„Pobicie piłkarzy? Wiedziałem, że do tego dojdzie”
– Spodziewałem się, że do takiego zdarzenia znów dojdzie, pojawiało się tylko pytanie – kiedy – właśnie w taki sposób Maciej Szczęsny skomentował zdarzenie, do którego w nocy z niedzieli na poniedziałek doszło przy Łazienkowskiej.

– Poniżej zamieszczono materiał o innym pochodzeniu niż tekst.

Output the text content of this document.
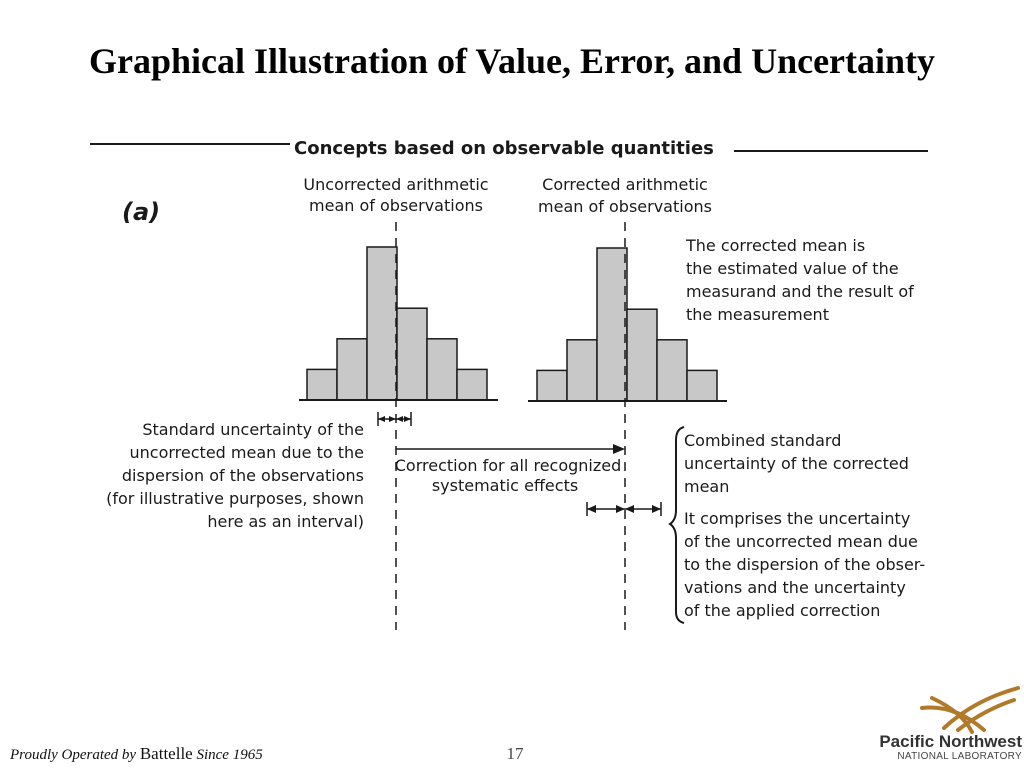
Graphical Illustration of Value, Error, and Uncertainty
Concepts based on observable quantities
(a)
Uncorrected arithmetic
mean of observations
Corrected arithmetic
mean of observations
The corrected mean is
the estimated value of the
measurand and the result of
the measurement
Standard uncertainty of the
uncorrected mean due to the
dispersion of the observations
(for illustrative purposes, shown
here as an interval)
Correction for all recognized
systematic effects
Combined standard
uncertainty of the corrected
mean
It comprises the uncertainty
of the uncorrected mean due
to the dispersion of the obser-
vations and the uncertainty
of the applied correction
Proudly Operated by Battelle Since 1965	17
Pacific Northwest
NATIONAL LABORATORY
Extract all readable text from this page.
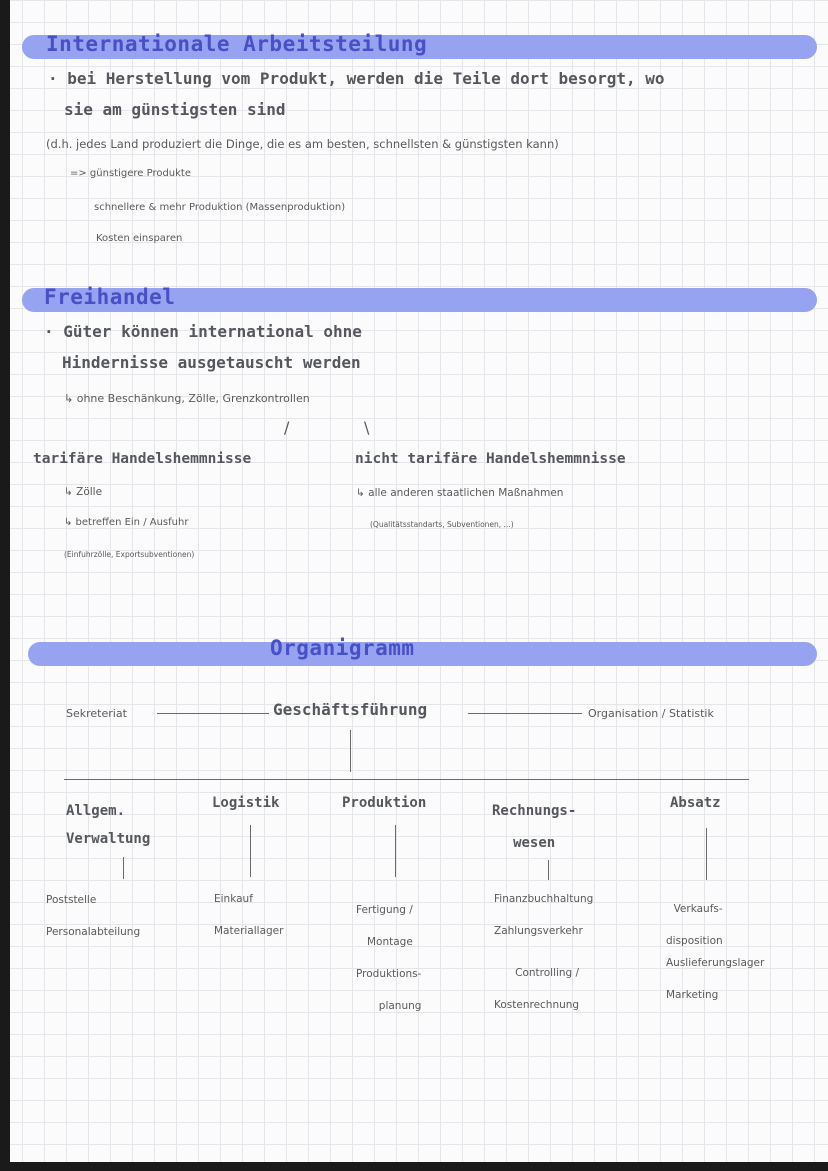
Internationale Arbeitsteilung
· bei Herstellung vom Produkt, werden die Teile dort besorgt, wo
sie am günstigsten sind
(d.h. jedes Land produziert die Dinge, die es am besten, schnellsten & günstigsten kann)
=> günstigere Produkte
schnellere & mehr Produktion (Massenproduktion)
Kosten einsparen
Freihandel
· Güter können international ohne
Hindernisse ausgetauscht werden
↳ ohne Beschänkung, Zölle, Grenzkontrollen
/	\
tarifäre Handelshemmnisse	nicht tarifäre Handelshemmnisse
↳ Zölle	↳ alle anderen staatlichen Maßnahmen
↳ betreffen Ein / Ausfuhr	(Qualitätsstandarts, Subventionen, ...)
(Einfuhrzölle, Exportsubventionen)
Organigramm
Sekreteriat	Geschäftsführung	Organisation / Statistik
Allgem.
Verwaltung
Poststelle
Personalabteilung
Logistik
Einkauf
Materiallager
Produktion
Fertigung /
Montage
Produktions-
planung
Rechnungs-
wesen
Finanzbuchhaltung
Zahlungsverkehr
Controlling /
Kostenrechnung
Absatz
Verkaufs-
disposition
Auslieferungslager
Marketing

Maciej Szczęsny uważa, że zdarzenie przy Łazienkowskiej można było przewidzieć
Przypomnijmy, że na wracających z Poznania piłkarzy Legii Warszawa czekała grupa 50 mężczyzn w klubowych barwach, którzy kazali im wysiąść z autokaru i niektórych z nich pobili. Cała sprawa była głośno komentowana, jednak wspomniany Szczęsny nie był zaskoczony. Jego zdaniem, taka sytuacja była do przewidzenia.
Były bramkarz „Wojskowych” uważa, że to efekt polityki Legii, która od lat jest pobłażliwa wobec bandytów na stadionie, tak jak wtedy gdy jeden z nich uderzył w twarz Jakuba Rzeźniczaka. Ostatni wybryk chuliganów to efekt wspomnianych zaniedbań i polityki klubu, który nie chciał zadzierać z pseudokibicami, by nie mieć problemów z frekwencją na stadionie.
– Przed laty namawiano Kubę Rzeźniczaka, by nie rozdmuchiwał sprawy, gdy oberwał na stadionie, przy kibicach i ochroniarzach, by się dogadał. Coś takiego jest niedopuszczalne – dodał Szczęsny, którego cytuje „Przegląd Sportowy”.